A Universidade Federal do Ceará (UFC) deu um passo significativo ao oficializar um contrato de licenciamento com o consórcio Biotec’s, formado pelas empresas Biotec Solução Ambiental Indústria e Comércio Ltda. e Biotec Controle Ambiental Ltda. Essa parceria visa levar ao mercado uma tecnologia inovadora que utiliza a pele de tilápia para curativos biológicos no tratamento de queimaduras em humanos e animais. Desenvolvida ao longo da última década, a solução, até então confinada a laboratórios, agora avança para aplicações práticas no sistema de saúde e na medicina veterinária.
O acordo concede ao consórcio direitos exclusivos para o uso, desenvolvimento, produção e comercialização da pele de tilápia liofilizada, com foco em kits de curativos. Em troca, a Biotec’s pagará um valor inicial de R$ 850 mil à UFC, além de royalties de 3,7% sobre a receita líquida das vendas. Esses royalties serão divididos entre a universidade e os pesquisadores Edmar Maciel Lima Júnior, coordenador da pesquisa, e Marcelo José Borges de Miranda, idealizador da tecnologia.

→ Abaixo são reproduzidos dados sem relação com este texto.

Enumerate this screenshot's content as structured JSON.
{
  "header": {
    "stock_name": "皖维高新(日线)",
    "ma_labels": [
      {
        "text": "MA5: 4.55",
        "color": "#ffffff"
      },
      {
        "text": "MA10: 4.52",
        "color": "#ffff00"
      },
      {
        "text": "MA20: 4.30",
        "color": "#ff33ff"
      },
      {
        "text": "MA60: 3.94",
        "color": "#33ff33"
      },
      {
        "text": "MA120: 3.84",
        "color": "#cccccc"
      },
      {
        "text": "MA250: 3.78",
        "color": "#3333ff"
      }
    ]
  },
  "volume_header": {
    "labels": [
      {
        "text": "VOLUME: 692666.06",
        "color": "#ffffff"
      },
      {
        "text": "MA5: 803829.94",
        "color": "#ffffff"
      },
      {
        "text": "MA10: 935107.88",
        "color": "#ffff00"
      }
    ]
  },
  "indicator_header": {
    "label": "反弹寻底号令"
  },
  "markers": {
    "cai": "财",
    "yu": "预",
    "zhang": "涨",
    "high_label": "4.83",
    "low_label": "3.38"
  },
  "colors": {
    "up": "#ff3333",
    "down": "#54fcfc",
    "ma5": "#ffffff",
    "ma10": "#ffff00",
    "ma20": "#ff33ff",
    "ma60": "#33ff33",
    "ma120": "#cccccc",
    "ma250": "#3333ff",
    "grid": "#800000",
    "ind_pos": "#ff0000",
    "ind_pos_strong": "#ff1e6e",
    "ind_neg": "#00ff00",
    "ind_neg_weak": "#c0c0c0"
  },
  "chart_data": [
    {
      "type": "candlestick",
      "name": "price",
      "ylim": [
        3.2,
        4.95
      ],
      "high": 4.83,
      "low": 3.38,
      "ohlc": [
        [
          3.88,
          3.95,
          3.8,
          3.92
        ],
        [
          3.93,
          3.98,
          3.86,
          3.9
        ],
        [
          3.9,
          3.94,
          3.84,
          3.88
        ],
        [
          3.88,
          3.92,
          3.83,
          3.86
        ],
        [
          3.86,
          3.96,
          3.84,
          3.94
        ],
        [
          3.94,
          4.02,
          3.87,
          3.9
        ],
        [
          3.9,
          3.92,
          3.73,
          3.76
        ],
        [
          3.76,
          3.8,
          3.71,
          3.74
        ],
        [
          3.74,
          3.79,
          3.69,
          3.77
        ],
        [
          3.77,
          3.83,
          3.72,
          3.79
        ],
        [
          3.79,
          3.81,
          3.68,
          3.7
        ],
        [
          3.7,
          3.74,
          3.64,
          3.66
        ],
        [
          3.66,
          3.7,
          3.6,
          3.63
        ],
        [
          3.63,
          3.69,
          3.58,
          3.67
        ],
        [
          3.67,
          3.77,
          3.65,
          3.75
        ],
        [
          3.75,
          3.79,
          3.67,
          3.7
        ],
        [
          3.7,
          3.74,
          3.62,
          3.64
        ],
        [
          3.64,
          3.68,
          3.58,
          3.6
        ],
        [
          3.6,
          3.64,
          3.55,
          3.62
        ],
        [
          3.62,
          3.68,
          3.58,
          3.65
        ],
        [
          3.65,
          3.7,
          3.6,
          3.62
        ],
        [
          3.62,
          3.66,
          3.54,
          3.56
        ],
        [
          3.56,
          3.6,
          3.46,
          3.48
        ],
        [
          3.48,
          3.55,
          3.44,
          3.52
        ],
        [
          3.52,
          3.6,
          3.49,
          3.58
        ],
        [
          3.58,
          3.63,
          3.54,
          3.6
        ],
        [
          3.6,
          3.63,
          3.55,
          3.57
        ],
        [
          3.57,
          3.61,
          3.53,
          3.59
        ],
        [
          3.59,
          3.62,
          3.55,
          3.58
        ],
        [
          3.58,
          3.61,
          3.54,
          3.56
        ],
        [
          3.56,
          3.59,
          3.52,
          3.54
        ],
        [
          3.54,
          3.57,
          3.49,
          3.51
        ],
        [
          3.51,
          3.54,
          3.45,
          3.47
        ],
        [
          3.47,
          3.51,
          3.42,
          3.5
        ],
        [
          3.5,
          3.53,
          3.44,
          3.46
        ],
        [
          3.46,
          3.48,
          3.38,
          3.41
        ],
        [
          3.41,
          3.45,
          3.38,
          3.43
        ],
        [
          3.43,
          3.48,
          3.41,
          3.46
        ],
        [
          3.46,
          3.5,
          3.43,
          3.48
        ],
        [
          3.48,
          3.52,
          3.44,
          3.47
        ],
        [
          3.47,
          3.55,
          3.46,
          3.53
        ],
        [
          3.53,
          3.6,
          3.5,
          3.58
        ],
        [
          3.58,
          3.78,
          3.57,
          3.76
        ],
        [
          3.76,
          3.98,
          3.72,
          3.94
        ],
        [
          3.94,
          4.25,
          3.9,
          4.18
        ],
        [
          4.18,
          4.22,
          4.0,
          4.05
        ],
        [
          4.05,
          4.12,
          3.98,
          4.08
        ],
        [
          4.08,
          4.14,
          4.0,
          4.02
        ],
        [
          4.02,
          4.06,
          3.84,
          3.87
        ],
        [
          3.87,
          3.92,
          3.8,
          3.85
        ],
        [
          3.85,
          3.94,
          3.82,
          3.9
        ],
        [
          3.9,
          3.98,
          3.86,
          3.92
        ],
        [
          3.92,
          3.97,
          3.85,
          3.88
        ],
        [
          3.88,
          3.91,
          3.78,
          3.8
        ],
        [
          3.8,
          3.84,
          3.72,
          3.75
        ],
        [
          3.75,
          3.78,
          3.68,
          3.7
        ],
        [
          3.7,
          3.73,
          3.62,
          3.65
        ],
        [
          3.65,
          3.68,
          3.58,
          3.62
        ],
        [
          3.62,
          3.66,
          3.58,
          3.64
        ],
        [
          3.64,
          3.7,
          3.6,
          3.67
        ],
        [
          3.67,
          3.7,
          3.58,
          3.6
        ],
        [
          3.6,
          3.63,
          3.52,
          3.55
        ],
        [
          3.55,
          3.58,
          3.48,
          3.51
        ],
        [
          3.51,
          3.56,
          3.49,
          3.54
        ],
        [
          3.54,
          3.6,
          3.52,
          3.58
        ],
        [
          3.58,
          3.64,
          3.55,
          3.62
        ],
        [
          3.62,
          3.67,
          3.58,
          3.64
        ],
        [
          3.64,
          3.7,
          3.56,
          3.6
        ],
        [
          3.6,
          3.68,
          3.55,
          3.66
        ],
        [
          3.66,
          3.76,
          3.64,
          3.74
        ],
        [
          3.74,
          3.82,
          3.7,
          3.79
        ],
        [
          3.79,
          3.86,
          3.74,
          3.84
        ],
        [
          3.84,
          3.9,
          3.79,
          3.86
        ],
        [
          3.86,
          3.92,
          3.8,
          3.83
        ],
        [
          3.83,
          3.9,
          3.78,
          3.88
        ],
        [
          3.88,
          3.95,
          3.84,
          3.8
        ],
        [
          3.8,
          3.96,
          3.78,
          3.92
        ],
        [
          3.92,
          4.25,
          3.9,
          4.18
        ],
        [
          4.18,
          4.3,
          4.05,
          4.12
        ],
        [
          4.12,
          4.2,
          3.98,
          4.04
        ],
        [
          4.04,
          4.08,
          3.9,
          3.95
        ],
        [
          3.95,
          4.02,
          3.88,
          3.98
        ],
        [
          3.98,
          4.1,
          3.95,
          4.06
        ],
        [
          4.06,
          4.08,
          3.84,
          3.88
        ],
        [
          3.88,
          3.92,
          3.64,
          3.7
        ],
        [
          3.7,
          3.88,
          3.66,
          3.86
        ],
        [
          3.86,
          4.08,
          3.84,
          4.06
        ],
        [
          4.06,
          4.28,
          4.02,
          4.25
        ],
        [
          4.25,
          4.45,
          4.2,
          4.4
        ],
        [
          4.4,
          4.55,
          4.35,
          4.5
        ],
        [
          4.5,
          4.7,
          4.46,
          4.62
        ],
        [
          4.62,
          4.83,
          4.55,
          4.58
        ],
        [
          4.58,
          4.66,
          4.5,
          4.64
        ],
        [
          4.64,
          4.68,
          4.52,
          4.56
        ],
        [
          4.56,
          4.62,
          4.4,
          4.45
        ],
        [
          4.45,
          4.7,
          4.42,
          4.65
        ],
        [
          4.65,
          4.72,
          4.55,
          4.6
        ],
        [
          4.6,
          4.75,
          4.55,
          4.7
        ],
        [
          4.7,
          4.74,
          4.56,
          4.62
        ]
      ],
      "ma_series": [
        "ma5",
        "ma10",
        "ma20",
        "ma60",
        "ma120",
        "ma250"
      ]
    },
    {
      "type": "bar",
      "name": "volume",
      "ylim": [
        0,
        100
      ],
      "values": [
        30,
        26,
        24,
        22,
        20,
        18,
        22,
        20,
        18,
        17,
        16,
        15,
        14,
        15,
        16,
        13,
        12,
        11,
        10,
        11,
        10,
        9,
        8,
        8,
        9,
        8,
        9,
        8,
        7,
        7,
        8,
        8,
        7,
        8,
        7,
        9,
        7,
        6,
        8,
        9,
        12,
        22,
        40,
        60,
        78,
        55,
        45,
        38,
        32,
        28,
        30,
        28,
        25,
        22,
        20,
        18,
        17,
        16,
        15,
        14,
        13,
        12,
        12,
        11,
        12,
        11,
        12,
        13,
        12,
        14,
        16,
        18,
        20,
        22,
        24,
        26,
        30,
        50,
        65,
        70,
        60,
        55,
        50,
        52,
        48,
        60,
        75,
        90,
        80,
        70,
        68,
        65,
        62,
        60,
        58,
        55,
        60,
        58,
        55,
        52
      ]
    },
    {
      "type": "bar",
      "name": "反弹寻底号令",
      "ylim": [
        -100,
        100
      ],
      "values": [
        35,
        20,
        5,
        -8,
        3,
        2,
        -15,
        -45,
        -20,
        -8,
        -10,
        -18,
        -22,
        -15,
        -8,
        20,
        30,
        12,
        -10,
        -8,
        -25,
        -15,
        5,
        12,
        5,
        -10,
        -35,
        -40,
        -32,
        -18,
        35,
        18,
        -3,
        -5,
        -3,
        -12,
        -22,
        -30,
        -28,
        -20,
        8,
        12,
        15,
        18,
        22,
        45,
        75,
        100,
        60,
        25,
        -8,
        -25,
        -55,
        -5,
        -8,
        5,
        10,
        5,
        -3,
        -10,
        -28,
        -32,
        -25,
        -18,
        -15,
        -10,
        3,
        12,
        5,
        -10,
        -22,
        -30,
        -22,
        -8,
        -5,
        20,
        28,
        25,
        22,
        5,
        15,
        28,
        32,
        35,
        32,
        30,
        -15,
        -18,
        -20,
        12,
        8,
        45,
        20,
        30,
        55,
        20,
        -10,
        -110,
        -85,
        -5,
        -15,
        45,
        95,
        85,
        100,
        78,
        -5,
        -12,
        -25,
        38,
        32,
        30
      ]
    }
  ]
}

A pesquisa começou em 2015 no Núcleo de Pesquisa e Desenvolvimento de Medicamentos (NPDM) da UFC, destacando-se pela utilização da pele de tilápia, rica em colágeno tipo 1 e com alta resistência, como curativo temporário e oclusivo para feridas e queimaduras. Essa abordagem inovadora transforma um resíduo da aquicultura em um recurso valioso para a medicina regenerativa, com potencial para reduzir custos e melhorar tratamentos em contextos de saúde pública.
Caberá ao consórcio Biotec’s conduzir as etapas finais de desenvolvimento, incluindo estudos clínicos de eficácia, testes de alergenicidade e sensibilidade, e a obtenção de aprovações regulatórias da Anvisa e de órgãos veterinários. O contrato estabelece prazos claros: o produto para uso em animais deve estar no mercado em até três anos, enquanto o destinado a humanos tem um limite de cinco anos para comercialização. A vigência total do acordo é de 14 anos, com cláusulas que incluem obrigações de produção mínima, possibilidade de terceirização e penalidades por descumprimento.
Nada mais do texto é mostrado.